That said, I've got to confess: It was hard for me to consider hiring a higher power during the challenging time following my sexual assault.

I kept thinking, "If there is indeed a God, then where was he/she during my time of need? After all, I am a good person. So, why did this happen to me?

"Is there really a godly force out there logging all our good actions and all our good thoughts, then giving away God coupons with a bonus reward point system to frequent do-gooders to be cashed in later for exciting life upgrade prizes?" I wondered. If so, did this mean if I helped a little old lady or chose not to swear or resisted hurting someone then God would give me extra bonus good life stuff? And what if I did the opposite, and behaved badly? Would there be a cause and effect in my life as well?

And what about the world's infinite suffering? Was there some cause and effect methodology behind the madness? Could there be any appropriate reasoning behind the world's incredible pain, endless violence and heart-wrenching injustice?

My ruminations led me to discover the German philosopher Gottfried Leibniz who shared many interesting perspectives about God.
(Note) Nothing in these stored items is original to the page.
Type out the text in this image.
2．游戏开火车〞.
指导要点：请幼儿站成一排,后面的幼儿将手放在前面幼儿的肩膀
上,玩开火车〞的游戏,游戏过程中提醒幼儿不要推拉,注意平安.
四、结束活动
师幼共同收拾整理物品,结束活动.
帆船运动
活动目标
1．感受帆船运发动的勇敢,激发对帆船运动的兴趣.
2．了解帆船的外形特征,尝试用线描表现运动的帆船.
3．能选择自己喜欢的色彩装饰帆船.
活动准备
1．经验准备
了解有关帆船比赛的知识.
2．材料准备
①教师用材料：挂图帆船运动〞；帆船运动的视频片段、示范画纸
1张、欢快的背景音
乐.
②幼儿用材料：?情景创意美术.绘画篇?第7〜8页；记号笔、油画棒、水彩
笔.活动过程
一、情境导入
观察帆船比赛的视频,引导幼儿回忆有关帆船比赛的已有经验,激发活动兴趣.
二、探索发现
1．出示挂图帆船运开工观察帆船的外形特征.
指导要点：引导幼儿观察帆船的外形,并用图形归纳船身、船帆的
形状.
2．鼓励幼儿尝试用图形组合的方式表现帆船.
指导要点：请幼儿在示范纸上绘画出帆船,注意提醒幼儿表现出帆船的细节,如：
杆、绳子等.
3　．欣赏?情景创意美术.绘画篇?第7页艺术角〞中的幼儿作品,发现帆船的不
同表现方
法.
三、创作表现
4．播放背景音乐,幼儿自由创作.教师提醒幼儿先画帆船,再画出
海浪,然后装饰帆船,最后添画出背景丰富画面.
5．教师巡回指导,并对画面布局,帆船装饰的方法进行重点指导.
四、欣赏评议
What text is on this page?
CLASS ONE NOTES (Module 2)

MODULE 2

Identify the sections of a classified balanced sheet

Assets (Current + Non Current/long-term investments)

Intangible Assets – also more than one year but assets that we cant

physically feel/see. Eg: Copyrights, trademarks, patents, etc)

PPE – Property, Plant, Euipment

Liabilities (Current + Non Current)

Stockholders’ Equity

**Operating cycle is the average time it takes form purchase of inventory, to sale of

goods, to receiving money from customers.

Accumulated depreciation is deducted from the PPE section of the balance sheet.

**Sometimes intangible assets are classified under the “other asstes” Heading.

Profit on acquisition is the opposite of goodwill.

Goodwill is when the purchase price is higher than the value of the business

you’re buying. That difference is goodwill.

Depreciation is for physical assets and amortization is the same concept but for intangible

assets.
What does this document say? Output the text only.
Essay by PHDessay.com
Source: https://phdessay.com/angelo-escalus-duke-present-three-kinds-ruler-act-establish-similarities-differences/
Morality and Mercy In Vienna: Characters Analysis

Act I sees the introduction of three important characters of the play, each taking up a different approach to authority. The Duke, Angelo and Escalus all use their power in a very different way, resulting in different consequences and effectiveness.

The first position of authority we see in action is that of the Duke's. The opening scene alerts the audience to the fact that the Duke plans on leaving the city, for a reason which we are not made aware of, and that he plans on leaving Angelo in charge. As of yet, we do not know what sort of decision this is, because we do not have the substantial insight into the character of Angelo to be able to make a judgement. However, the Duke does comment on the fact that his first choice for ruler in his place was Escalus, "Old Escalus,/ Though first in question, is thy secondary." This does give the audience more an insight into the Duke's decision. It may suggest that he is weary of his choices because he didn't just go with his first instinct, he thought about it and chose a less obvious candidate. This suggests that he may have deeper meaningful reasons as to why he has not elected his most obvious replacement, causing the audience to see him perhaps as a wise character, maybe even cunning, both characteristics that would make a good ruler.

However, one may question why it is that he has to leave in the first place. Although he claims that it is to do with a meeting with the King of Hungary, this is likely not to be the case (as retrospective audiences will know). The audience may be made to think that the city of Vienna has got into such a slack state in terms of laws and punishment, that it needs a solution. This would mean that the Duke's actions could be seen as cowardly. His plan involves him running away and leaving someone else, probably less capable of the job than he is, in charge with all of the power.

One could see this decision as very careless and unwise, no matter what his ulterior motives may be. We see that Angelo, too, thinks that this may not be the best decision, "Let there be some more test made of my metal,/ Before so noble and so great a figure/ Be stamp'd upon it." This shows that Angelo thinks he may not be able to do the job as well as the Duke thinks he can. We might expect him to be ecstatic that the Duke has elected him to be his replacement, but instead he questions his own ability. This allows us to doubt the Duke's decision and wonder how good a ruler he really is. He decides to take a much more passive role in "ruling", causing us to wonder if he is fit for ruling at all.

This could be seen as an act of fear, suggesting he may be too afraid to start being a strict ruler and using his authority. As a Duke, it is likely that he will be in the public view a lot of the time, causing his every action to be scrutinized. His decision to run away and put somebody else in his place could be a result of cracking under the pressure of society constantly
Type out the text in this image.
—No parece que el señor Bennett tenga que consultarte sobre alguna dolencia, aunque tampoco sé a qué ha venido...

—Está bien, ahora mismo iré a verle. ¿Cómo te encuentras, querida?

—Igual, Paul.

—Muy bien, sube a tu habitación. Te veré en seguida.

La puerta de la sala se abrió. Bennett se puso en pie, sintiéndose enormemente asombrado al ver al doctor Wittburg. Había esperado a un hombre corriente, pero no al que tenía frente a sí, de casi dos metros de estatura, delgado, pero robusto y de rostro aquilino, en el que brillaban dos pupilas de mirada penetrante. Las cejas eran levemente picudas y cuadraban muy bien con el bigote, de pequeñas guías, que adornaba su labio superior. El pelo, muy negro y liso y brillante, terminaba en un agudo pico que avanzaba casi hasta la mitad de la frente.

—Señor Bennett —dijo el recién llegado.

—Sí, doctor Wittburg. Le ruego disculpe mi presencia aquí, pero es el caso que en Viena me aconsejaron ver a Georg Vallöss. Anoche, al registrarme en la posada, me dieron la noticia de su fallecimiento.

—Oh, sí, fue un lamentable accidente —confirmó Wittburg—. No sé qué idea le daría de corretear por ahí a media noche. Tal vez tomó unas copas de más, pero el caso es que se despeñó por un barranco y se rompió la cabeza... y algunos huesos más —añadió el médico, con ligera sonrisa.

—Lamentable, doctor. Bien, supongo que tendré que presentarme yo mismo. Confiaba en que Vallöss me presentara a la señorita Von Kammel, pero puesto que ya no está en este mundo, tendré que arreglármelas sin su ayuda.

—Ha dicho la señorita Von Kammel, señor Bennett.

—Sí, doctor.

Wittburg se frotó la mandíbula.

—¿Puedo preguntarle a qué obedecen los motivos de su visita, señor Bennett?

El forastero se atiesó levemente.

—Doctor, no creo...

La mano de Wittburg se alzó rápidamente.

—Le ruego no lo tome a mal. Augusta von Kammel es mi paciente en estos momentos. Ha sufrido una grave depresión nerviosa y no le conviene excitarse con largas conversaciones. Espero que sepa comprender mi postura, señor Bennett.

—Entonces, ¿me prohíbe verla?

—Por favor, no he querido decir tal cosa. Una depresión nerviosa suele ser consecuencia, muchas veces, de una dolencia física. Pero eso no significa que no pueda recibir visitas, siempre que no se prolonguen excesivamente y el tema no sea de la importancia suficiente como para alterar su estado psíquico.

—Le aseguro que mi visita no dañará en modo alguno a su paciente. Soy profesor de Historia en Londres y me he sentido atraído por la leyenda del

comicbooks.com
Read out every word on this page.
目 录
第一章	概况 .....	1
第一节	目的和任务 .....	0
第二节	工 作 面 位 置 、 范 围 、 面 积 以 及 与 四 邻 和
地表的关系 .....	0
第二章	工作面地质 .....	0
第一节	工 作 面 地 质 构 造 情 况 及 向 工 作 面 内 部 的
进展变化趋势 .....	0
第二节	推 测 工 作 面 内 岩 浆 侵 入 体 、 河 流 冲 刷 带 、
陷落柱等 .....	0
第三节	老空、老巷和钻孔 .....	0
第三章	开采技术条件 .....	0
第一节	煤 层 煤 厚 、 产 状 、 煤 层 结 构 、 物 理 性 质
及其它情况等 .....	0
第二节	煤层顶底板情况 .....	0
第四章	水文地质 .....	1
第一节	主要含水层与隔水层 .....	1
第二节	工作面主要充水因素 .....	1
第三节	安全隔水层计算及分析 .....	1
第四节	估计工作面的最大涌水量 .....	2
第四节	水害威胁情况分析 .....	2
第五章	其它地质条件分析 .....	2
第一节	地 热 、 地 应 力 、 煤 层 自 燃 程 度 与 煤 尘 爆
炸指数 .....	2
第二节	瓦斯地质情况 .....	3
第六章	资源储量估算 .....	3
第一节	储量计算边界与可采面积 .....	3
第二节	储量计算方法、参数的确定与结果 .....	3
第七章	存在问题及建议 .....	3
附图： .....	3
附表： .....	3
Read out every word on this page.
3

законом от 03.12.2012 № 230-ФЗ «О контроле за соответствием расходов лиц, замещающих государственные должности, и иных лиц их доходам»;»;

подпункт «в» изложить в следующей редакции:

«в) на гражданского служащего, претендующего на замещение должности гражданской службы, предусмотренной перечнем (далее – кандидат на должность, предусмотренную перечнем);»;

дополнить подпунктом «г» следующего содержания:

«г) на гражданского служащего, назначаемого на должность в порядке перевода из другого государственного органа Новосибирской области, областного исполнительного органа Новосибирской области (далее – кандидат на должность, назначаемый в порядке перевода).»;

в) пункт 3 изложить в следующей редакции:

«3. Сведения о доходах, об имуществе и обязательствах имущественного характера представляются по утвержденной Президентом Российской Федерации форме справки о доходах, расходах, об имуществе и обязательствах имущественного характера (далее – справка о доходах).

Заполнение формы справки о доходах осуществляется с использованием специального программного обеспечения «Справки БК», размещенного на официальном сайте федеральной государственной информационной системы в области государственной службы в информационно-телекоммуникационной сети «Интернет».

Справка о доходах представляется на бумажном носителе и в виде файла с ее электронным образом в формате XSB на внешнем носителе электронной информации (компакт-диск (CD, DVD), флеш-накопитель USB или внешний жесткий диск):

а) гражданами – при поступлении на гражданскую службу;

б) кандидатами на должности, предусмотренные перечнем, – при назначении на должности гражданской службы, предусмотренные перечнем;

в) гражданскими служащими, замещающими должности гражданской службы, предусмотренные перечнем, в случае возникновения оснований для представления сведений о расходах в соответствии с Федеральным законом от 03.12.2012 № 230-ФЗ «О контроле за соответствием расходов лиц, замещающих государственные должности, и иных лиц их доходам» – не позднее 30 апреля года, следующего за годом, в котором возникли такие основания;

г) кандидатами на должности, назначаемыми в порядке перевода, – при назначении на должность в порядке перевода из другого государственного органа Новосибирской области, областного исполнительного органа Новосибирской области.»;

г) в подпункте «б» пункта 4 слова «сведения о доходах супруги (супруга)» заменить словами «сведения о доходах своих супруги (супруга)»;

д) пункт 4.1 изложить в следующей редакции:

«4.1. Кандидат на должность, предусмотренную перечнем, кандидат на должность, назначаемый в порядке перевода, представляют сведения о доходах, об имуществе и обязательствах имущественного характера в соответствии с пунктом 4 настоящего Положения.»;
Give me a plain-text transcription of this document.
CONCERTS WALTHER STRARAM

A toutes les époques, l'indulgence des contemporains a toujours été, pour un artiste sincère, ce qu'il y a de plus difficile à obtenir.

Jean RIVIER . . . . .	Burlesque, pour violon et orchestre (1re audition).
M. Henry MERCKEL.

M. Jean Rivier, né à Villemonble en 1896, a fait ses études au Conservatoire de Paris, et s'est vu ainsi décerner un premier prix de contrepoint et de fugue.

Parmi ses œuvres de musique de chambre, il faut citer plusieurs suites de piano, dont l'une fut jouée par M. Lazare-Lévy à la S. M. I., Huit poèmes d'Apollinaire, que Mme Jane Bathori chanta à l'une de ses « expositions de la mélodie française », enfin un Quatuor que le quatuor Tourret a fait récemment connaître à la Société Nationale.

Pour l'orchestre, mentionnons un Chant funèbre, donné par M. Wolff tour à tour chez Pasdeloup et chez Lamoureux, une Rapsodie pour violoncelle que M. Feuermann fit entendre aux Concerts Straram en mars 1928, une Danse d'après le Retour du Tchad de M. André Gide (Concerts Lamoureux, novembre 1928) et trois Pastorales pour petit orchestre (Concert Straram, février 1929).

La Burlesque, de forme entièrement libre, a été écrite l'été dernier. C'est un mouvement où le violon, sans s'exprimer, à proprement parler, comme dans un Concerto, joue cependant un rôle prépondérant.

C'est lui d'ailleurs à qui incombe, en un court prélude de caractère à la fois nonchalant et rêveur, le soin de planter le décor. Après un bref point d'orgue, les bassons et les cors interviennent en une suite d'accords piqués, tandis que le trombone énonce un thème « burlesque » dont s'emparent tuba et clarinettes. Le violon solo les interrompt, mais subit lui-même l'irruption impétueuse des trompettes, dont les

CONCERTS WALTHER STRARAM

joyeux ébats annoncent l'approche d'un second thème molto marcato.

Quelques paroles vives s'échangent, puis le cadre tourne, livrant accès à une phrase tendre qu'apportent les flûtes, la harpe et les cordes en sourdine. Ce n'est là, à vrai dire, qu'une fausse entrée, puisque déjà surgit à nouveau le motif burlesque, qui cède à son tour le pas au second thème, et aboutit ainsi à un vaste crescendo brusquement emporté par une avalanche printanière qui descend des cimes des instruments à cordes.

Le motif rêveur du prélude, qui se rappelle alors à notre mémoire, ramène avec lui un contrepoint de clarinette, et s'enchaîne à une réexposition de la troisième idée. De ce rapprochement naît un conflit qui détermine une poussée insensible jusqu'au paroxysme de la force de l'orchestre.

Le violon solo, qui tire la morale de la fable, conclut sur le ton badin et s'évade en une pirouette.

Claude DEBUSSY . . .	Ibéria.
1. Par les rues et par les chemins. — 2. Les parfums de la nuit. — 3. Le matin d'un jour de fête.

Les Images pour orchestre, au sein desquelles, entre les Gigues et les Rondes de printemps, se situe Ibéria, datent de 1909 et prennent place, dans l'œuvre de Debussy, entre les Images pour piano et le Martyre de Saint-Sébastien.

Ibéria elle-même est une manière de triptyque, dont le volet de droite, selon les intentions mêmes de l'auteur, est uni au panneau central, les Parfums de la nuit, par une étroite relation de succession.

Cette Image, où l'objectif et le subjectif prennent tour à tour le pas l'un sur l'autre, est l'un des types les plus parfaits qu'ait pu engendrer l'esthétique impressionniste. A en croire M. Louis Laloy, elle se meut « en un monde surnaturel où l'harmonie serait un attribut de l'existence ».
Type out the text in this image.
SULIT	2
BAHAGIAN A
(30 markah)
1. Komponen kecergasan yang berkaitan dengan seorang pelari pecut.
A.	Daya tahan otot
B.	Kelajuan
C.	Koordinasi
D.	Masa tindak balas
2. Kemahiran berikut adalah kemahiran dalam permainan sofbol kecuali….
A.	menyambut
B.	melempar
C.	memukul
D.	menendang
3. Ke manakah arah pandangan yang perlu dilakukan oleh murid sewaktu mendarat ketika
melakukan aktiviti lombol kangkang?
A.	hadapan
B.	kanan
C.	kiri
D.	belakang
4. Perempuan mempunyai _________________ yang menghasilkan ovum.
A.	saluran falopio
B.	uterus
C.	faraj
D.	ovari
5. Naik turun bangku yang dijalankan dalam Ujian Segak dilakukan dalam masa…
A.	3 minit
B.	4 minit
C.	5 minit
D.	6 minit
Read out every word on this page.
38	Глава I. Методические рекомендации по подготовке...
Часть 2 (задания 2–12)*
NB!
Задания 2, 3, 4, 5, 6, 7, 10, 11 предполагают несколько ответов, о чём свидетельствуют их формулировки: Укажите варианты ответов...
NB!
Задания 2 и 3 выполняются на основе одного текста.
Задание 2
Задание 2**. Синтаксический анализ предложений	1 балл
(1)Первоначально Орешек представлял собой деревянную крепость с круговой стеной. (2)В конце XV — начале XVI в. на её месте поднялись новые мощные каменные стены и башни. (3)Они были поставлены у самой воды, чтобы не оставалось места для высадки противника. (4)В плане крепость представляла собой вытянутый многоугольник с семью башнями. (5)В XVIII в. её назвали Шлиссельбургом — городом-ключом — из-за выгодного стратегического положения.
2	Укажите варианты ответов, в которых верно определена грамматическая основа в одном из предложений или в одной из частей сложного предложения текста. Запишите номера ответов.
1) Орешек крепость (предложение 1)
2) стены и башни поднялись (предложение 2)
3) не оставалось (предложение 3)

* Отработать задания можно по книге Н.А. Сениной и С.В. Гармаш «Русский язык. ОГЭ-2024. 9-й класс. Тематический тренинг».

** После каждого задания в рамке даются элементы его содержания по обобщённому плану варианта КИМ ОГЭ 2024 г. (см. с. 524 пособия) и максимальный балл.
One of his more provocative proclamations: "God is an underachiever."

Throughout all Leibniz's writings, he, like so many of us, kept questioning how a God who was supposedly good could allow so much evil and suffering in our world.

In the end, Leibniz came to God's defense, theorizing that because God was all-knowing, he or she could evaluate all the possibilities of various worlds. So perhaps God chose the world we're in, as bad as it might seem at times, because it offered up the least possible evil.

In other words, no matter how challenging your life might feel, it could have been a whole lot worse.